Continually resetting a purely historical benchmark gets harder and harder over time, and will lead the most successful ACOs to drop out of the program. Last year’s rules provided a temporizing stop-gap, replacing a “full ratchet” with a “partial ratchet” whereby the pace of adjustment was slowed but leaving the fundamental inexorable unsustainability unaddressed.

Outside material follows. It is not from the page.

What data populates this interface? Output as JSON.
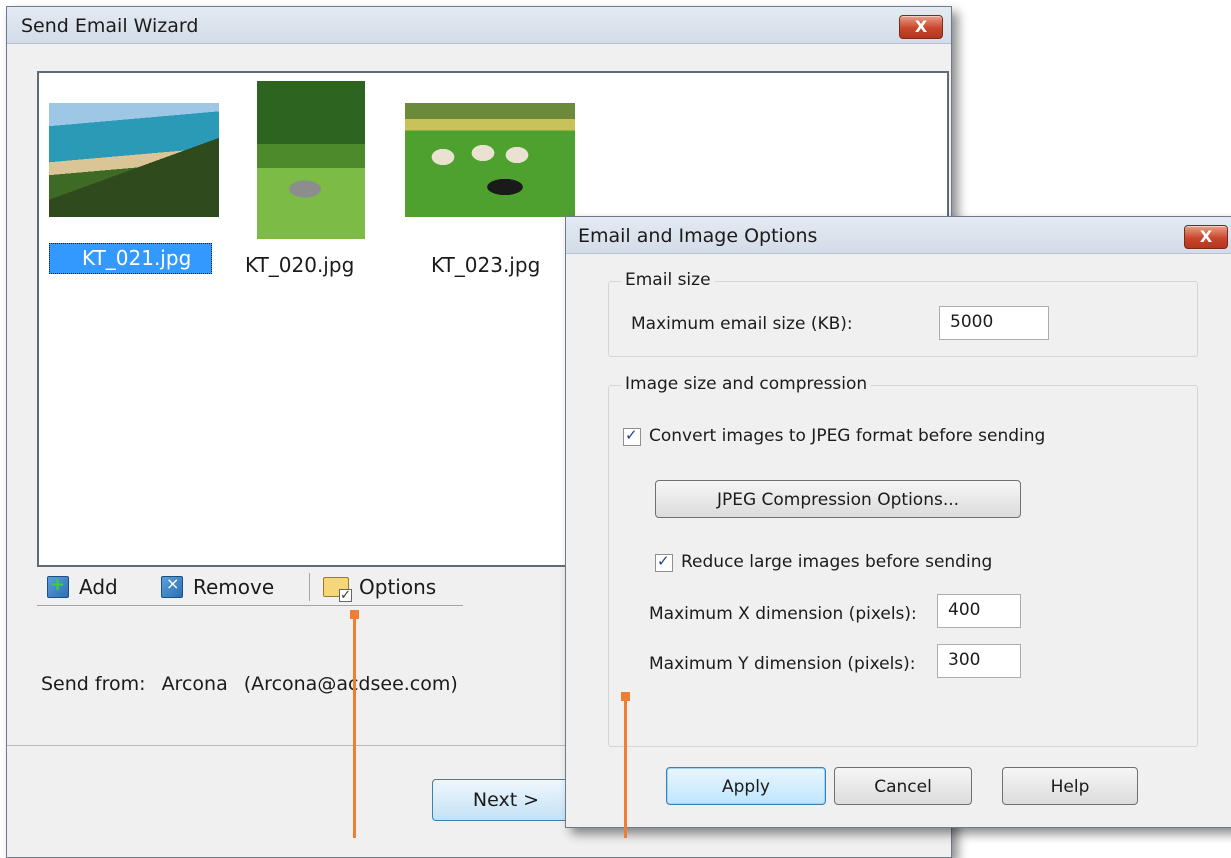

Regulators have struggled to strike a balance between maintaining incentives for private organizations to continue to seek profit in reducing cost, while also seeking to ensure that there continues to be value created for society and the taxpayer. In keeping with comments submitted by us and others, CMS is now proposing to gradually move away from a purely historical benchmark (beat your own past performance) to a regional benchmark (beat your neighbor’s performance). In this way, value created by ACOs is defined commonsensically as “did people in the ACO get better care than they would have if the ACO had not existed.”

We acknowledge that getting the transition right – from rewarding improvement to rewarding attainment– is devilishly difficult. Transition to a regional benchmark too fast, and ACOs that still have high costs will leave the program. Transition to a regional benchmark too slow, and ACOs with low costs will lose their financial viability. We support the proposed transition of 35 percent regional comparison in an ACO’s 2nd contract (years 4, 5, and 6) and 70 percent regional in its 3rd contract (years 7, 8, and 9).

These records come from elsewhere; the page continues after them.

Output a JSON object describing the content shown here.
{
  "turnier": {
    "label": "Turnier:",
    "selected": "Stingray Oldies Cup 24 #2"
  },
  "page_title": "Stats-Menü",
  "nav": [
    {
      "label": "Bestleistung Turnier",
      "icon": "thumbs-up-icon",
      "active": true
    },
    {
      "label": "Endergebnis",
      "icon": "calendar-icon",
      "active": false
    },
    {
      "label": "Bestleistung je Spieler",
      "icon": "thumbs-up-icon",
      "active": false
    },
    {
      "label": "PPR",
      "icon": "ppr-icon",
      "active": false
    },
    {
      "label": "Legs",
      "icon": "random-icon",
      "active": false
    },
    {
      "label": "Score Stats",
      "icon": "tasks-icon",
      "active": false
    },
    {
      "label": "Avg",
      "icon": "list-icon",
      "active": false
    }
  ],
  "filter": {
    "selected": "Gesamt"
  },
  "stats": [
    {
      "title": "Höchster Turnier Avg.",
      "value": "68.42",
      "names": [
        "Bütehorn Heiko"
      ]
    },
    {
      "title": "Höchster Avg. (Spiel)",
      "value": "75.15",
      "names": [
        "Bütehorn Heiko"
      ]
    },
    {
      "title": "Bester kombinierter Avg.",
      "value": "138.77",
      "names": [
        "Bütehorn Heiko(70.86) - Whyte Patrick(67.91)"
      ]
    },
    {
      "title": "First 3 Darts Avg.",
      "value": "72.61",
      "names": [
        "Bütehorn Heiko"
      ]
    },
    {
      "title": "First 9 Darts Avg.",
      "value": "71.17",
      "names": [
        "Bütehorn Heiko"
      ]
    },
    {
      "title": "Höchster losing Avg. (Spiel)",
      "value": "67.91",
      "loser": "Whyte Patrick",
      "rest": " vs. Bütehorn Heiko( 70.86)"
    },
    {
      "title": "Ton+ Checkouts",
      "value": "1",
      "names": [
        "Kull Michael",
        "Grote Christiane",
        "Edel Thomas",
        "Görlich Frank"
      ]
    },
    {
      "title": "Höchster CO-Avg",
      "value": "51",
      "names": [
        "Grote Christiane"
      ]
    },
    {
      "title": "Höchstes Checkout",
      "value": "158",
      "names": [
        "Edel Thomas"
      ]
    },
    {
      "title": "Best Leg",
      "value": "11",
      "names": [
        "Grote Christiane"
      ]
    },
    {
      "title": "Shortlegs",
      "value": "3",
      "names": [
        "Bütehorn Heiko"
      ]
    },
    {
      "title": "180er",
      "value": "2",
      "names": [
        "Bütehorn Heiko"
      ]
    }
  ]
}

But this is only part of the solution. With healthcare costs rising every year, the benchmark must also be projected forward. CMS currently uses national inflation for annual updates of the benchmark within a contract period, but this creates an imperfect view of the counterfactual (what would have occurred had the ACO not existed). Regional updates using county weighted, risk adjusted costs (as is done in Medicare Advantage) create more accurate benchmarks and therefore more accurate measure of ACO value. CMS is indeed proposing to switch to such regional inflation in future contracts but is adding complexity and reducing predictability by proposing to continue to use national inflation in the first contract (first three years). An ACO should be rewarded because a person in Dover, Delaware got better care in the ACO than a like population outside of the ACO. Regional updates do that, while national inflation updates dilute that difference.

The benchmark must also account for differences between people’s health in order to accurately compare one person’s costs to another. To be sure, this adjustment creates opportunities to shift money around in the health care system without creating value, a practice CMS calls “coding intensity” in the proposed rule. Currently, CMS using a blunt instrument to combat this practice. Simply put, they do not let risk scores to go up for the same population year over year. This is done without consideration of whether that population had a bad run of cancer or an unusually high number of unavoidable accidents. This prevents accurate comparison and therefore prevents accurate measurement of value. This transfer of insurance risk to ACOs is one of the biggest barriers to ACO sustainability over the long run, and increases the risk of providers dumping patients whose true risks are rising. People do in fact tend to get sicker over time, and pretending otherwise can only last so long.

2016 is shaping up to be the most pivotal year in health care policy in a long time, possibly the most pivotal year since 1965. CMS is actively listening and working with private sector partners to iterate and improve the alignment between what’s good for society, what’s good for patients, and what’s good for doctors entering these new payment models. All of us in health care, and particularly those of us who are population health, must make the most of every opportunity to inform the changes that will be happening this year, and will illuminate the path forward.